Because the mass of a particular vehicle may vary greatly, a means for accurately measuring actual vehicle mass when the vehicle is in operation is required if the dynamic vehicle mass is to be used as a control parameter. Thus, if the mass parameter is fixed at a particular value in the control system, then the various control features described above will not allow for optimal vehicle performance under all types of load conditions.
Various methods of measuring vehicle mass have been the subject of prior patents. In U.S. Pat. No. 5,490,063 to Genise, a method for determining vehicle mass as a function of engine output or driveline torque, vehicle acceleration, and the currently engaged gear ratio is disclosed. For this method, Newton's law is used directly with acceleration and force values determined from the torque and gear ratio input to estimate vehicle mass. Likewise, in U.S. Pat. No. 4,548,079 to Klatt, a method is disclosed for determining vehicle mass directly using engine output torque values and acceleration values.
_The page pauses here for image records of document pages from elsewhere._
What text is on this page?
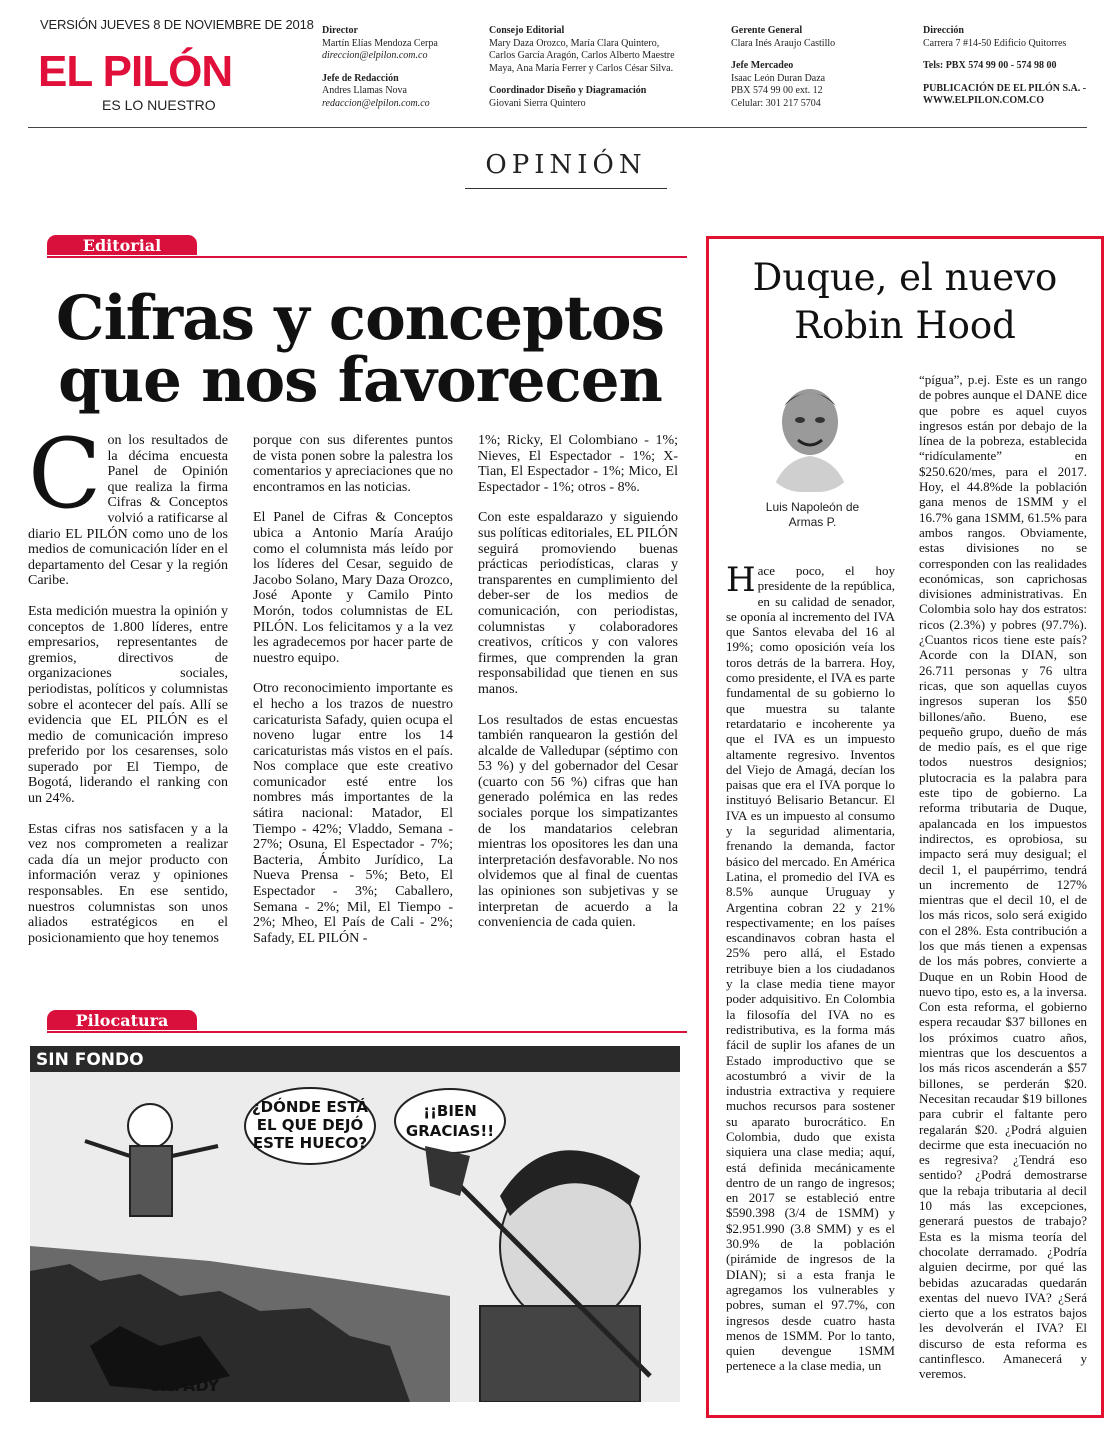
VERSIÓN JUEVES 8 DE NOVIEMBRE DE 2018
EL PILÓN
ES LO NUESTRO
Director
Martín Elías Mendoza Cerpa
direccion@elpilon.com.co
Jefe de Redacción
Andres Llamas Nova
redaccion@elpilon.com.co
Consejo Editorial
Mary Daza Orozco, María Clara Quintero,
Carlos García Aragón, Carlos Alberto Maestre
Maya, Ana María Ferrer y Carlos César Silva.
Coordinador Diseño y Diagramación
Giovani Sierra Quintero
Gerente General
Clara Inés Araujo Castillo
Jefe Mercadeo
Isaac León Duran Daza
PBX 574 99 00 ext. 12
Celular: 301 217 5704
Dirección
Carrera 7 #14-50 Edificio Quitorres
Tels: PBX 574 99 00 - 574 98 00
PUBLICACIÓN DE EL PILÓN S.A. -
WWW.ELPILON.COM.CO
OPINIÓN
Editorial
Cifras y conceptos
que nos favorecen

Con los resultados de la décima encuesta Panel de Opinión que realiza la firma Cifras & Conceptos volvió a ratificarse al diario EL PILÓN como uno de los medios de comunicación líder en el departamento del Cesar y la región Caribe.

Esta medición muestra la opinión y conceptos de 1.800 líderes, entre empresarios, representantes de gremios, directivos de organizaciones sociales, periodistas, políticos y columnistas sobre el acontecer del país. Allí se evidencia que EL PILÓN es el medio de comunicación impreso preferido por los cesarenses, solo superado por El Tiempo, de Bogotá, liderando el ranking con un 24%.

Estas cifras nos satisfacen y a la vez nos comprometen a realizar cada día un mejor producto con información veraz y opiniones responsables. En ese sentido, nuestros columnistas son unos aliados estratégicos en el posicionamiento que hoy tenemos

porque con sus diferentes puntos de vista ponen sobre la palestra los comentarios y apreciaciones que no encontramos en las noticias.

El Panel de Cifras & Conceptos ubica a Antonio María Araújo como el columnista más leído por los líderes del Cesar, seguido de Jacobo Solano, Mary Daza Orozco, José Aponte y Camilo Pinto Morón, todos columnistas de EL PILÓN. Los felicitamos y a la vez les agradecemos por hacer parte de nuestro equipo.

Otro reconocimiento importante es el hecho a los trazos de nuestro caricaturista Safady, quien ocupa el noveno lugar entre los 14 caricaturistas más vistos en el país. Nos complace que este creativo comunicador esté entre los nombres más importantes de la sátira nacional: Matador, El Tiempo - 42%; Vladdo, Semana - 27%; Osuna, El Espectador - 7%; Bacteria, Ámbito Jurídico, La Nueva Prensa - 5%; Beto, El Espectador - 3%; Caballero, Semana - 2%; Mil, El Tiempo - 2%; Mheo, El País de Cali - 2%; Safady, EL PILÓN -

1%; Ricky, El Colombiano - 1%; Nieves, El Espectador - 1%; X-Tian, El Espectador - 1%; Mico, El Espectador - 1%; otros - 8%.

Con este espaldarazo y siguiendo sus políticas editoriales, EL PILÓN seguirá promoviendo buenas prácticas periodísticas, claras y transparentes en cumplimiento del deber-ser de los medios de comunicación, con periodistas, columnistas y colaboradores creativos, críticos y con valores firmes, que comprenden la gran responsabilidad que tienen en sus manos.

Los resultados de estas encuestas también ranquearon la gestión del alcalde de Valledupar (séptimo con 53 %) y del gobernador del Cesar (cuarto con 56 %) cifras que han generado polémica en las redes sociales porque los simpatizantes de los mandatarios celebran mientras los opositores les dan una interpretación desfavorable. No nos olvidemos que al final de cuentas las opiniones son subjetivas y se interpretan de acuerdo a la conveniencia de cada quien.

Pilocatura
SIN FONDO
¿DÓNDE ESTÁ
EL QUE DEJÓ
ESTE HUECO?
¡¡BIEN
GRACIAS!!
SAFADY
Duque, el nuevo
Robin Hood
Luis Napoleón de
Armas P.

Hace poco, el hoy presidente de la república, en su calidad de senador, se oponía al incremento del IVA que Santos elevaba del 16 al 19%; como oposición veía los toros detrás de la barrera. Hoy, como presidente, el IVA es parte fundamental de su gobierno lo que muestra su talante retardatario e incoherente ya que el IVA es un impuesto altamente regresivo. Inventos del Viejo de Amagá, decían los paisas que era el IVA porque lo instituyó Belisario Betancur. El IVA es un impuesto al consumo y la seguridad alimentaria, frenando la demanda, factor básico del mercado. En América Latina, el promedio del IVA es 8.5% aunque Uruguay y Argentina cobran 22 y 21% respectivamente; en los países escandinavos cobran hasta el 25% pero allá, el Estado retribuye bien a los ciudadanos y la clase media tiene mayor poder adquisitivo. En Colombia la filosofía del IVA no es redistributiva, es la forma más fácil de suplir los afanes de un Estado improductivo que se acostumbró a vivir de la industria extractiva y requiere muchos recursos para sostener su aparato burocrático. En Colombia, dudo que exista siquiera una clase media; aquí, está definida mecánicamente dentro de un rango de ingresos; en 2017 se estableció entre $590.398 (3/4 de 1SMM) y $2.951.990 (3.8 SMM) y es el 30.9% de la población (pirámide de ingresos de la DIAN); si a esta franja le agregamos los vulnerables y pobres, suman el 97.7%, con ingresos desde cuatro hasta menos de 1SMM. Por lo tanto, quien devengue 1SMM pertenece a la clase media, un

“pígua”, p.ej. Este es un rango de pobres aunque el DANE dice que pobre es aquel cuyos ingresos están por debajo de la línea de la pobreza, establecida “ridículamente” en $250.620/mes, para el 2017. Hoy, el 44.8%de la población gana menos de 1SMM y el 16.7% gana 1SMM, 61.5% para ambos rangos. Obviamente, estas divisiones no se corresponden con las realidades económicas, son caprichosas divisiones administrativas. En Colombia solo hay dos estratos: ricos (2.3%) y pobres (97.7%). ¿Cuantos ricos tiene este país? Acorde con la DIAN, son 26.711 personas y 76 ultra ricas, que son aquellas cuyos ingresos superan los $50 billones/año. Bueno, ese pequeño grupo, dueño de más de medio país, es el que rige todos nuestros designios; plutocracia es la palabra para este tipo de gobierno. La reforma tributaria de Duque, apalancada en los impuestos indirectos, es oprobiosa, su impacto será muy desigual; el decil 1, el paupérrimo, tendrá un incremento de 127% mientras que el decil 10, el de los más ricos, solo será exigido con el 28%. Esta contribución a los que más tienen a expensas de los más pobres, convierte a Duque en un Robin Hood de nuevo tipo, esto es, a la inversa. Con esta reforma, el gobierno espera recaudar $37 billones en los próximos cuatro años, mientras que los descuentos a los más ricos ascenderán a $57 billones, se perderán $20. Necesitan recaudar $19 billones para cubrir el faltante pero regalarán $20. ¿Podrá alguien decirme que esta inecuación no es regresiva? ¿Tendrá eso sentido? ¿Podrá demostrarse que la rebaja tributaria al decil 10 más las excepciones, generará puestos de trabajo? Esta es la misma teoría del chocolate derramado. ¿Podría alguien decirme, por qué las bebidas azucaradas quedarán exentas del nuevo IVA? ¿Será cierto que a los estratos bajos les devolverán el IVA? El discurso de esta reforma es cantinflesco. Amanecerá y veremos.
Vehicle acceleration is typically computed from either engine or vehicle speed data. However, one of the problems associated with the collection of speed data is that speed signal is typically very noisy. When vehicle acceleration is used to determine the vehicle mass, the noise problem is even more significant. In order to determine acceleration, it is often necessary to measure the increase or decrease in speed values at very close time intervals. This differentiation in speed values at close time intervals causes the acceleration signal to be buried in the noise of the speed signal. Inaccurate determinations of vehicle acceleration and a correspondingly inaccurate determination of vehicle mass may result. The various controllers relying on an accurate vehicle mass determination may in turn perform ineffectively and inefficiently.
What is therefore needed is a technique for estimating vehicle mass that addresses the foregoing shortcomings. Such a technique should provide reliable, accurate estimates of vehicle mass. The method should also effectively address the problems created by the inherent noise contained in speed signal data. The technique should also be inexpensive to implement, and be readily integratable into existing vehicle control systems.